Impact or vibration can cause momentary interruptions when batteries lose contact. To ensure continuity of power in battery-powered systems, add this three-IC circuit.
When you drop a battery-powered device, the impact can open internal contacts for as long as 10ms, producing a momentary loss of power that can cause a false low-battery indication. (There is sometimes a similar momentary effect on the device's owner, especially if the device is expensive, but that's beyond the scope of this application note).
You can insure continuity of power by adding a large capacitor across the battery. The capacitor must provide a certain amount of voltage headroom as margin against the discharge of load current. The capacitor voltage varies with discharge current as dV = Idt/C, so insufficient headroom calls for an even larger capacitor.
Another problem is that large capacitors tend to be leaky. Capacitor leakage is usually not a problem during normal operation, but during "sleep mode" it can be a substantial fraction of the total quiescent current and can cause a significant reduction in battery life.

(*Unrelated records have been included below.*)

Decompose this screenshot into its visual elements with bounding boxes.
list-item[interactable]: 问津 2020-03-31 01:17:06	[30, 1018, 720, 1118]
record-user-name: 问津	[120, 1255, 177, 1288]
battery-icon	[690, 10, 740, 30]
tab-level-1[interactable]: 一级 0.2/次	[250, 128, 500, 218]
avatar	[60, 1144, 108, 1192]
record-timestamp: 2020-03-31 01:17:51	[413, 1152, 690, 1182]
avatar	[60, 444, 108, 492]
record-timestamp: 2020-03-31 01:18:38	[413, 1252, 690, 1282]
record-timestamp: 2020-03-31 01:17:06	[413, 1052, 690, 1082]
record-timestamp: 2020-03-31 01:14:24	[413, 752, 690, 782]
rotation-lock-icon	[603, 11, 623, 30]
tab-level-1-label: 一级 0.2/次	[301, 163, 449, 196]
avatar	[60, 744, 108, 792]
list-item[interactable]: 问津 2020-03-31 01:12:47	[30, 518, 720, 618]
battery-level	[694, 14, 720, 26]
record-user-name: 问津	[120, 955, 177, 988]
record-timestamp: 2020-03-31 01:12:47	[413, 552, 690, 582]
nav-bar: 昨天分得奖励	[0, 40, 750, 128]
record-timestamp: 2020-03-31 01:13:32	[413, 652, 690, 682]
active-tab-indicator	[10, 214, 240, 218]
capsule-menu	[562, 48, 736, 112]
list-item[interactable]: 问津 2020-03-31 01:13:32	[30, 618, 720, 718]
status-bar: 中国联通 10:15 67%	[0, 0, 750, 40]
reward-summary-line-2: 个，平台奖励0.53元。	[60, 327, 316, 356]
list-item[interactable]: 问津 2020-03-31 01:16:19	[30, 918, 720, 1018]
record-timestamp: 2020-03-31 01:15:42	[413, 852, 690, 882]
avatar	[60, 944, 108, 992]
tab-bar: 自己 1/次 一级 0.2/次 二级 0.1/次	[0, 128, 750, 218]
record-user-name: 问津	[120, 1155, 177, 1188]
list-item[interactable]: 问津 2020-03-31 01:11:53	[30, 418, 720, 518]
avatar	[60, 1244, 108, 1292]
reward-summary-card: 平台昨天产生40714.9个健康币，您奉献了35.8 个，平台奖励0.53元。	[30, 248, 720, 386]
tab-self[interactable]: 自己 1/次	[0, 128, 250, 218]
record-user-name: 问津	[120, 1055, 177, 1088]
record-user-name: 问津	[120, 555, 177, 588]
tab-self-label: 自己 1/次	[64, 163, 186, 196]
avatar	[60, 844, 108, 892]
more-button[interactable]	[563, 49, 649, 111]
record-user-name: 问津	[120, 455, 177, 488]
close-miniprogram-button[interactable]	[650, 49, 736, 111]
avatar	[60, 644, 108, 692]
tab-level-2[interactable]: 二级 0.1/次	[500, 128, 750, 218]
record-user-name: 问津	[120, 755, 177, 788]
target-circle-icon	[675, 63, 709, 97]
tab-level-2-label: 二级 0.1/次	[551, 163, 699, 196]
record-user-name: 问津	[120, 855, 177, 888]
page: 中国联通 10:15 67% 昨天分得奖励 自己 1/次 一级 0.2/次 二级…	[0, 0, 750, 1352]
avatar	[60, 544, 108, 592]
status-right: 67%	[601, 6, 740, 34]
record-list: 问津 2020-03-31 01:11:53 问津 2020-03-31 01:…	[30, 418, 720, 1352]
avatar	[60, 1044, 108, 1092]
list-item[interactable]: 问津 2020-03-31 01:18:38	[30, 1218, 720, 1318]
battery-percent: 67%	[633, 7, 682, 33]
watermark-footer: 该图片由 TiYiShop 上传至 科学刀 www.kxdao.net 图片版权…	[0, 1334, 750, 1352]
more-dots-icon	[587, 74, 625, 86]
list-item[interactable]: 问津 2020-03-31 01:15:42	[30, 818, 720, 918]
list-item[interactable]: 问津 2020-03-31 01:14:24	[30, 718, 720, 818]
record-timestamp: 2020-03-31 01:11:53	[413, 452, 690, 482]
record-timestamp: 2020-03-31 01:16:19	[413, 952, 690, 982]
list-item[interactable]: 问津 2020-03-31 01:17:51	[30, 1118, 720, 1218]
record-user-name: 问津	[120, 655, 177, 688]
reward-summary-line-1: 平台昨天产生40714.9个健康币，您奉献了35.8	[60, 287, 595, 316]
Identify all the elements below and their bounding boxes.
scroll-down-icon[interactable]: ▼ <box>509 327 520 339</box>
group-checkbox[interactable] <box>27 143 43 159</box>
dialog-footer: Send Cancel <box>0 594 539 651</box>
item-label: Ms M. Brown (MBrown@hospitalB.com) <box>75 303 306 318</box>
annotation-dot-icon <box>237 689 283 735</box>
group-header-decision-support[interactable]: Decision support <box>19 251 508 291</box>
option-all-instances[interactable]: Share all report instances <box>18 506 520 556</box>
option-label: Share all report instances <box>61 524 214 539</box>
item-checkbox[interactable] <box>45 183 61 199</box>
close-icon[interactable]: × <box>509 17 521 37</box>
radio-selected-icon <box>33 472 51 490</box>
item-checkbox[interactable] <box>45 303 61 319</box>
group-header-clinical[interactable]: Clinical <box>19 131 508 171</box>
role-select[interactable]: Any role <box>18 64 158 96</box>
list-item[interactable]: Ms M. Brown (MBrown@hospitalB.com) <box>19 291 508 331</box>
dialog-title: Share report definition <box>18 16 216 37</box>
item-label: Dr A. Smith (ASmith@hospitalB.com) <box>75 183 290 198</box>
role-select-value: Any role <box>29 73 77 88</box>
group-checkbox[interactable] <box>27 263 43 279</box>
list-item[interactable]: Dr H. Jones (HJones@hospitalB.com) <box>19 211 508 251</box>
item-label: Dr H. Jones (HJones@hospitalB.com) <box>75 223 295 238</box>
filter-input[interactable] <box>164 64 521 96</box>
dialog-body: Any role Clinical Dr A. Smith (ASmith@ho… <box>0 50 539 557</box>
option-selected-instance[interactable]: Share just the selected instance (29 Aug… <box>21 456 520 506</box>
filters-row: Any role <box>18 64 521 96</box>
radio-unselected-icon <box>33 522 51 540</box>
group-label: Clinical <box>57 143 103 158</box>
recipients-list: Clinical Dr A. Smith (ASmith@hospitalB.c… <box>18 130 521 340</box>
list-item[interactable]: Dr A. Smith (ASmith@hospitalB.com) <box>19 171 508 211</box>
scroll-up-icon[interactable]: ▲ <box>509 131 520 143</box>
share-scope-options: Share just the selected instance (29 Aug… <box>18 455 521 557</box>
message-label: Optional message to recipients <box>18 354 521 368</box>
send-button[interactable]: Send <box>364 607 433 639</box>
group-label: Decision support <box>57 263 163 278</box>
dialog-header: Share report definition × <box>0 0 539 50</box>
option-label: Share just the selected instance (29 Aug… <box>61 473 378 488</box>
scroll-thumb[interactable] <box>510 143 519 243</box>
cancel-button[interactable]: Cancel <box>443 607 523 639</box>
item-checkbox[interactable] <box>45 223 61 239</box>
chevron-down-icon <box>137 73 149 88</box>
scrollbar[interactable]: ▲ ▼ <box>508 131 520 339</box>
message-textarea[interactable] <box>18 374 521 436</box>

The circuit of Figure 1 solves all these problems. Two AA batteries provide 3V power, which is boosted to 3.3V by a stepup dc-dc converter (U3). The large reserve capacitor of 2mF or 4mF is charged from the 3.3V output via a SPST CMOS analog switch (U1). The output of this 175Ω switch charges the reserve capacitor and drives the input of a low-dropout linear regulator (U2).
U2's output is set to provide 1.68V when the battery is removed. The output is also divided down by the 80k/120k divider to trip an internal comparator connected to the low-battery input (LBI). The comparator's open-drain output (LBO) feeds back to U1's digital input (DIN), which turns the switch on (high) and off (low).
Figures 2-5 show the circuit performance for different values of reserve capacitor and load current. Figures 5-6 remove switch-response time by wiring the switch in the ON position.